As they rode down the dusty main street, under the eyes of the openly curious locals, Yancey gestured to the show window of a clothing store.

“You could get yourself a dress in there, if you want. I’ve got money.”

She looked at him sharply. “I don’t want you to spend your money on me.”

“No obligations, remember?” he reminded her.

She frowned. “Why are you doing this, Bannerman?”

He shrugged. “Scum like Kane shouldn’t be walking this earth. I’d like to make sure he’s stopped.”

“You don’t think I can do it alone?”

“No,” he said candidly.

Her mouth tightened. “You don’t know me very well.”

“Mebbe. And mebbe you don’t know yet what you’ve got yourself into.”

“I know,” she assured him. Then abruptly, surprising him yet again with her sudden change of mind, she said, “All right, thank you, I will have some new clothes. But no dresses. Shirt and trousers and a new hat. If that’s all right ...?”

He grinned, took out a golden twenty-dollar piece and handed it to her.

“Go buy what you want. I’ve got some business to do.”

They met outside the livery an hour later and he nodded in approval at her choice of whipcord trousers that fitted comfortably, a checked shirt and a small flat-crowned hat with a rawhide tie-thong and rattlesnake skin band. He held out a brown-paper-wrapped parcel towards her.

“Something to complete the outfit,” he said in answer to her puzzled look.

“A gun!” she exclaimed when she had unwrapped the package, revealing the oiled blued-steel of a revolver in a saddle-stitched holster with narrow looped cartridge belt wrapped around it.

“A Smith and Wesson, double-action in .38 caliber. A small gun by the usual cowboy’s standards but large enough for you, Texas. And a .38 slug in the right place will stop a man just as fast as a .44 or .45.”

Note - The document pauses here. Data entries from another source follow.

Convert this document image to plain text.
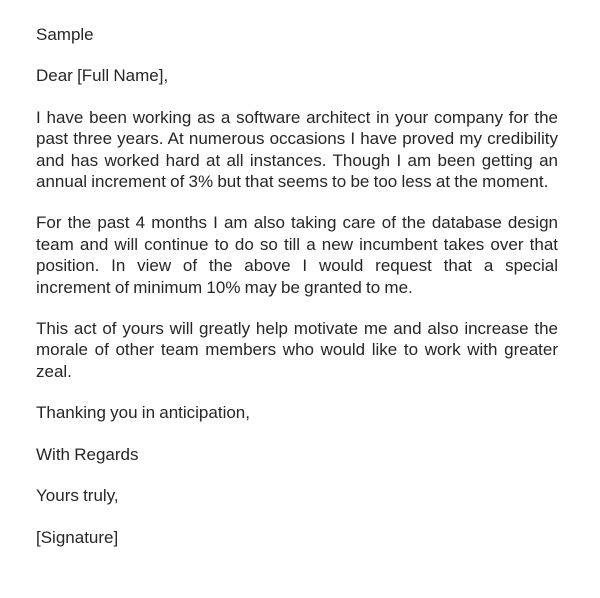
Sample
Dear [Full Name],
I have been working as a software architect in your company for the
past three years. At numerous occasions I have proved my credibility
and has worked hard at all instances. Though I am been getting an
annual increment of 3% but that seems to be too less at the moment.
For the past 4 months I am also taking care of the database design
team and will continue to do so till a new incumbent takes over that
position. In view of the above I would request that a special
increment of minimum 10% may be granted to me.
This act of yours will greatly help motivate me and also increase the
morale of other team members who would like to work with greater
zeal.
Thanking you in anticipation,
With Regards
Yours truly,
[Signature]
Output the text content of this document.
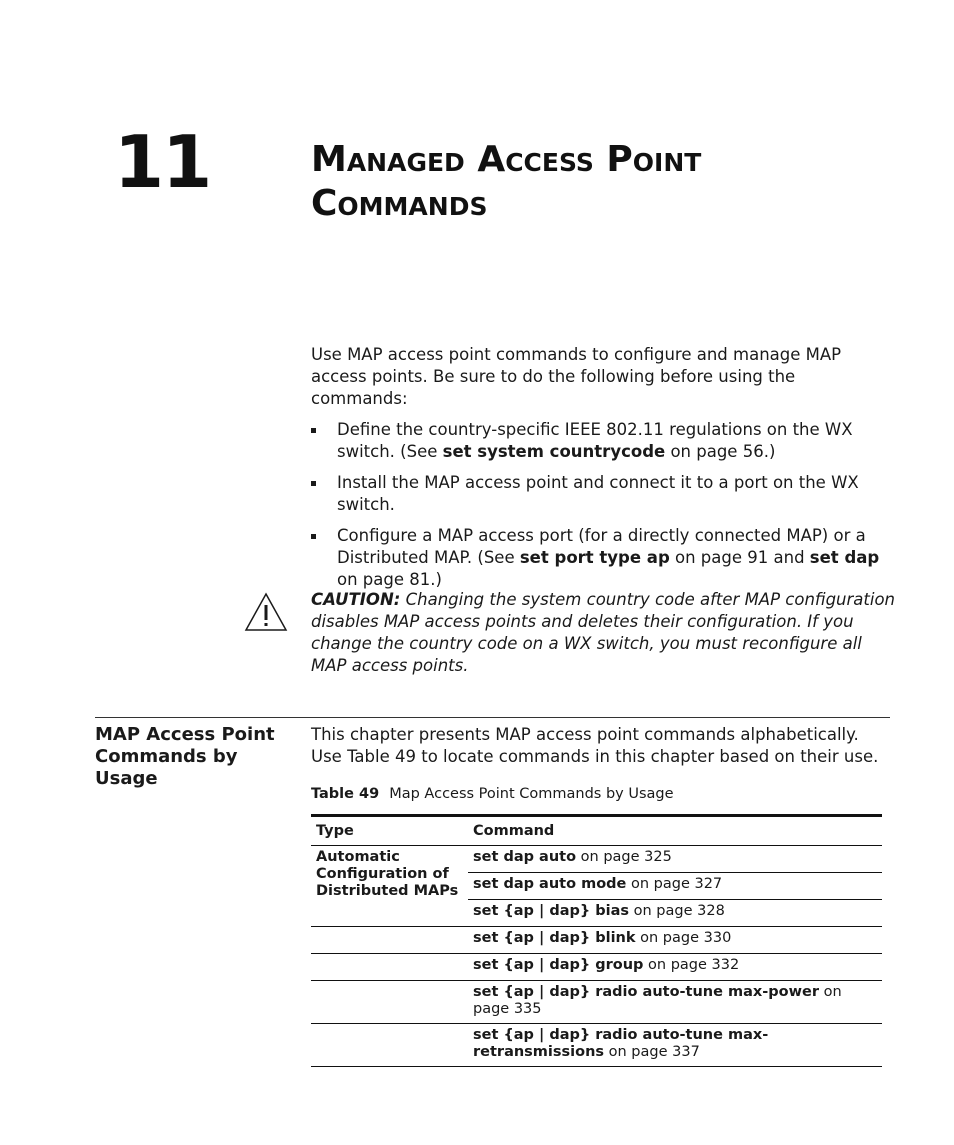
11	Managed Access Point
Commands

Use MAP access point commands to configure and manage MAP access points. Be sure to do the following before using the commands:

Define the country-specific IEEE 802.11 regulations on the WX switch. (See set system countrycode on page 56.)
Install the MAP access point and connect it to a port on the WX switch.
Configure a MAP access port (for a directly connected MAP) or a Distributed MAP. (See set port type ap on page 91 and set dap on page 81.)
CAUTION: Changing the system country code after MAP configuration disables MAP access points and deletes their configuration. If you change the country code on a WX switch, you must reconfigure all MAP access points.
MAP Access Point Commands by Usage

This chapter presents MAP access point commands alphabetically. Use Table 49 to locate commands in this chapter based on their use.

Table 49 Map Access Point Commands by Usage
Type	Command
Automatic Configuration of Distributed MAPs
set dap auto on page 325
set dap auto mode on page 327
set {ap | dap} bias on page 328
set {ap | dap} blink on page 330
set {ap | dap} group on page 332
set {ap | dap} radio auto-tune max-power on page 335
set {ap | dap} radio auto-tune max- retransmissions on page 337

She was staring at the gun, turning it over and over in her hands. Obviously she was surprised at its weight and the steeply curved butt was still a mite large for her small hand. But she was delighted with it just the same and her mouth softened, almost but not quite lifting a little at the corners. There was even a suggestion of dampness about her eyes when she looked at Yancey again.

“I’ve only fired a revolver once,” she confessed. “Lars had this old Dragoon. I could hardly lift it, even in both hands, and I had trouble cocking the hammer. It jumped out of my hands when I pulled the trigger.”

“This is only half the weight of the Dragoon, heaviest handgun ever made at four-and-a-half pounds. In fact, this weighs just under two pounds. No need to cock the hammer either. It’s a double-action, which means you just keep pulling the trigger and the cylinder revolves and it shoots until the chambers are empty.